DANUBEWINGS wird flügge!

 

 

Wer in Zeiten wie diesen an die Neugründung einer Airline denkt, muss entweder über einen genialen Plan oder über ausreichende finanzielle Mittel verfügen.

Das Luftfahrtgeschäft boomt in der Slowakei und mit DanubeWings, entsteht eine neue Fluggesellschaft mit Sitz in Bratislava.

 

Im eigentlichen Sinne handelt sich bei DanubeWings nicht um eine komplette Neugründung.
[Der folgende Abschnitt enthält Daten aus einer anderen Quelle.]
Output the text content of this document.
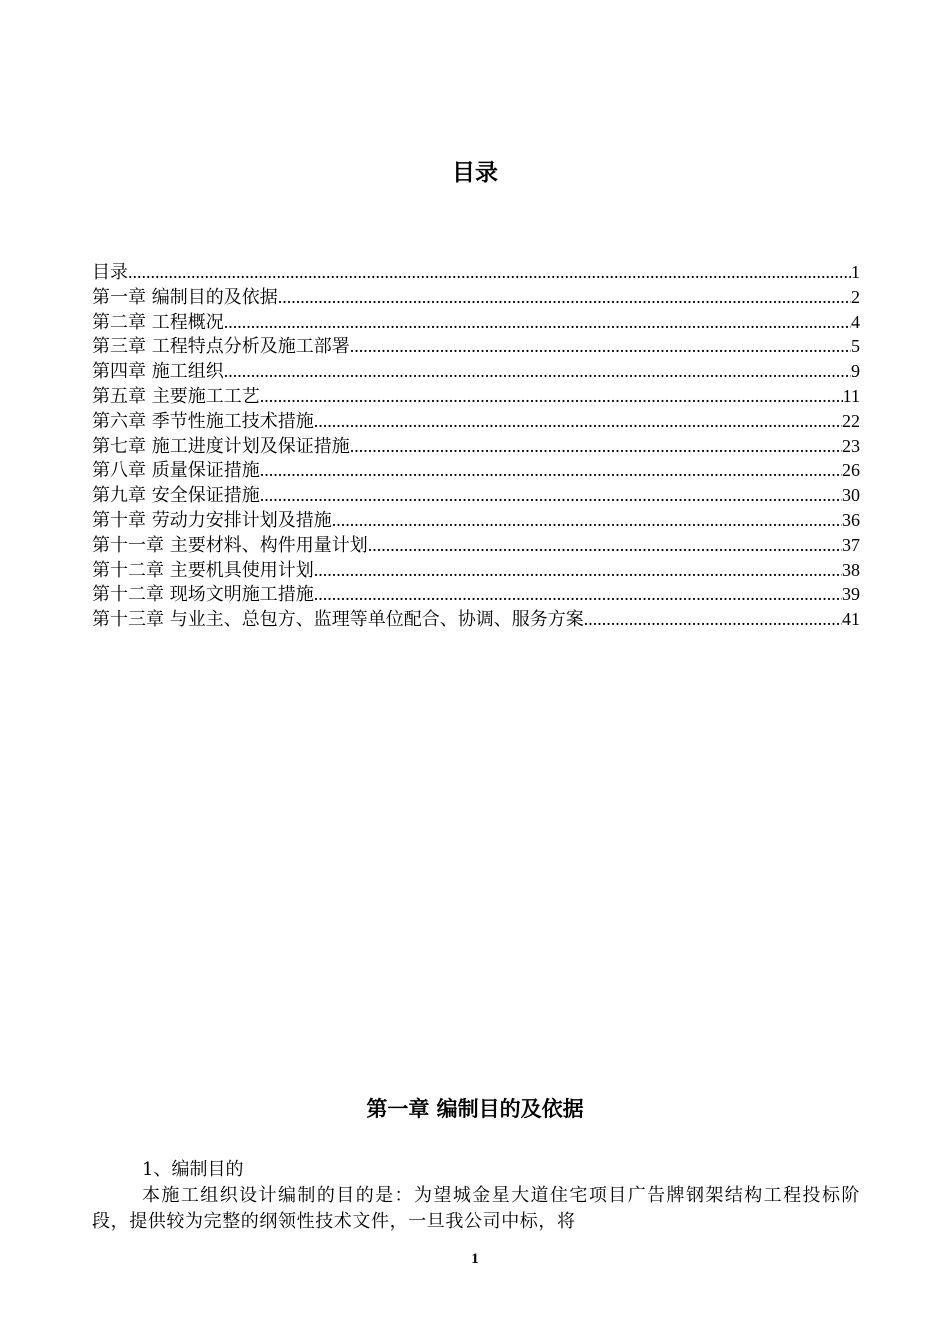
目录
目录 .....	1
第一章 编制目的及依据 .....	2
第二章 工程概况 .....	4
第三章 工程特点分析及施工部署 .....	5
第四章 施工组织 .....	9
第五章 主要施工工艺 .....	11
第六章 季节性施工技术措施 .....	22
第七章 施工进度计划及保证措施 .....	23
第八章 质量保证措施 .....	26
第九章 安全保证措施 .....	30
第十章 劳动力安排计划及措施 .....	36
第十一章 主要材料、构件用量计划 .....	37
第十二章 主要机具使用计划 .....	38
第十二章 现场文明施工措施 .....	39
第十三章 与业主、总包方、监理等单位配合、协调、服务方案 .....	41
第一章 编制目的及依据
1、编制目的

本施工组织设计编制的目的是：为望城金星大道住宅项目广告牌钢架结构工程投标阶段，提供较为完整的纲领性技术文件，一旦我公司中标，将

1
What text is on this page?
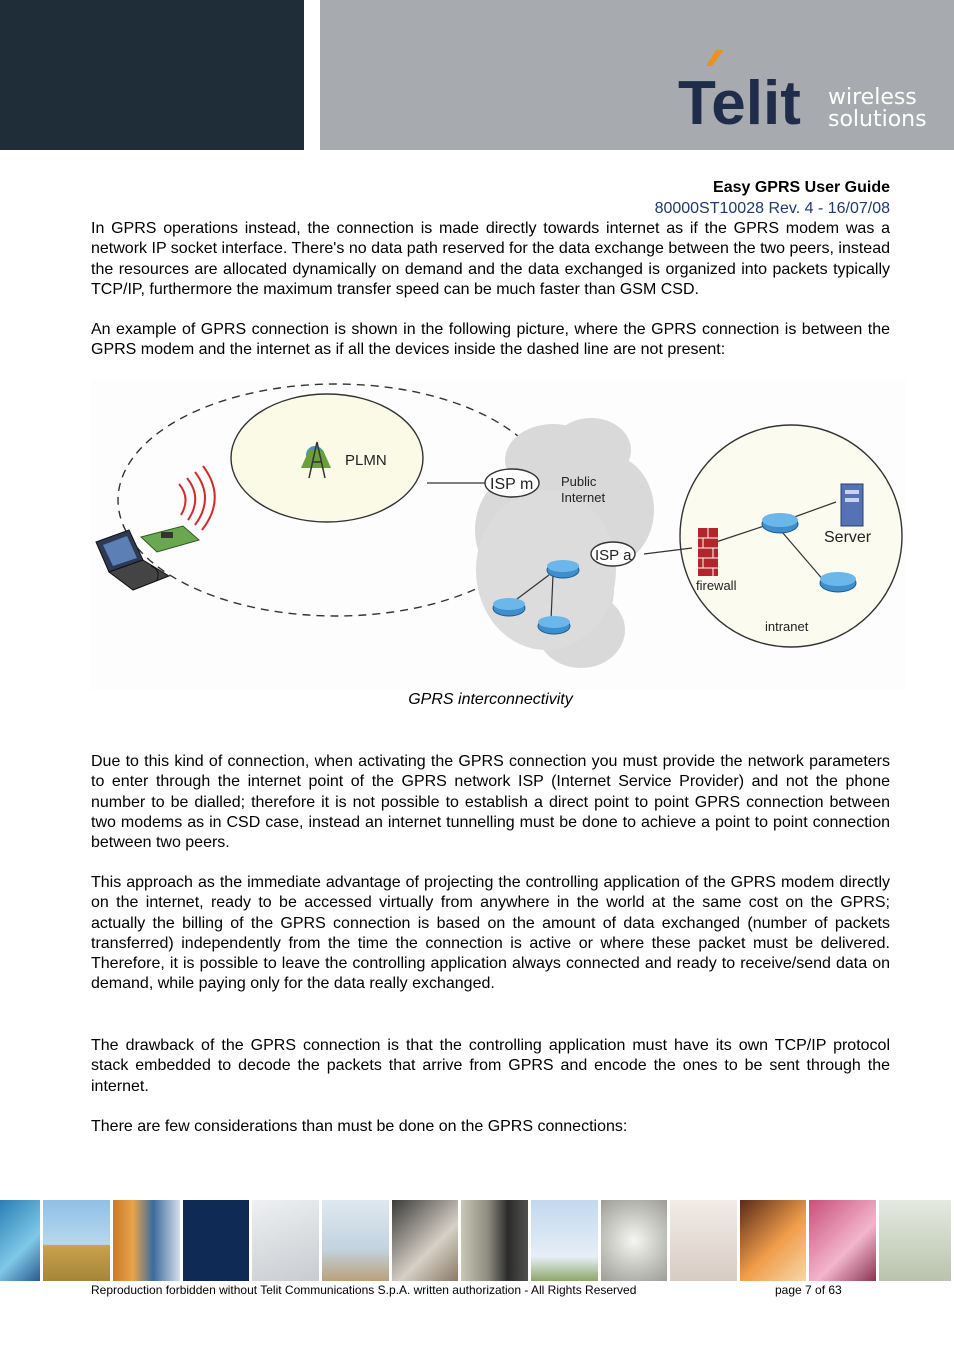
Telit wireless
solutions
Easy GPRS User Guide
80000ST10028 Rev. 4 - 16/07/08

In GPRS operations instead, the connection is made directly towards internet as if the GPRS modem was a network IP socket interface. There's no data path reserved for the data exchange between the two peers, instead the resources are allocated dynamically on demand and the data exchanged is organized into packets typically TCP/IP, furthermore the maximum transfer speed can be much faster than GSM CSD.

An example of GPRS connection is shown in the following picture, where the GPRS connection is between the GPRS modem and the internet as if all the devices inside the dashed line are not present:

ISP m
ISP a
PLMN
Public
Internet
Server
firewall
intranet
GPRS interconnectivity

Due to this kind of connection, when activating the GPRS connection you must provide the network parameters to enter through the internet point of the GPRS network ISP (Internet Service Provider) and not the phone number to be dialled; therefore it is not possible to establish a direct point to point GPRS connection between two modems as in CSD case, instead an internet tunnelling must be done to achieve a point to point connection between two peers.

This approach as the immediate advantage of projecting the controlling application of the GPRS modem directly on the internet, ready to be accessed virtually from anywhere in the world at the same cost on the GPRS; actually the billing of the GPRS connection is based on the amount of data exchanged (number of packets transferred) independently from the time the connection is active or where these packet must be delivered. Therefore, it is possible to leave the controlling application always connected and ready to receive/send data on demand, while paying only for the data really exchanged.

The drawback of the GPRS connection is that the controlling application must have its own TCP/IP protocol stack embedded to decode the packets that arrive from GPRS and encode the ones to be sent through the internet.

There are few considerations than must be done on the GPRS connections:

Reproduction forbidden without Telit Communications S.p.A. written authorization - All Rights Reserved	page 7 of 63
DanubeWings ist vielmehr ein Projekt der bisher in Business Charter tätigen VIP Air.

VIP Air wurde im Jahre 2000 gegründet und zählt heute mit ihrer Flotte bestehend  aus drei Citation Jets und drei Beechcraft Kingair, zu dem führenden Anbietern von Business Jet Flügen in der Slowakei.

 

              

 

Weitere drei Business Jets (Hawker 800XP Premier I, Hawker 4000) werden in Kürze an die Gesellschaft ausgeliefert , mit dem 800XP steht erstmals auch ein Großraumjet für die Kunden zur Verfügung.

 

DanubeWings wird mit den bestehenden AOC (Airline Operation Certificate) des Unternehmens VIP Air betrieben und soll, mit ihrer im vergangenen August ausgelieferten ATR 72-200, für vielfältige Aufgaben zur Verfügung stehen.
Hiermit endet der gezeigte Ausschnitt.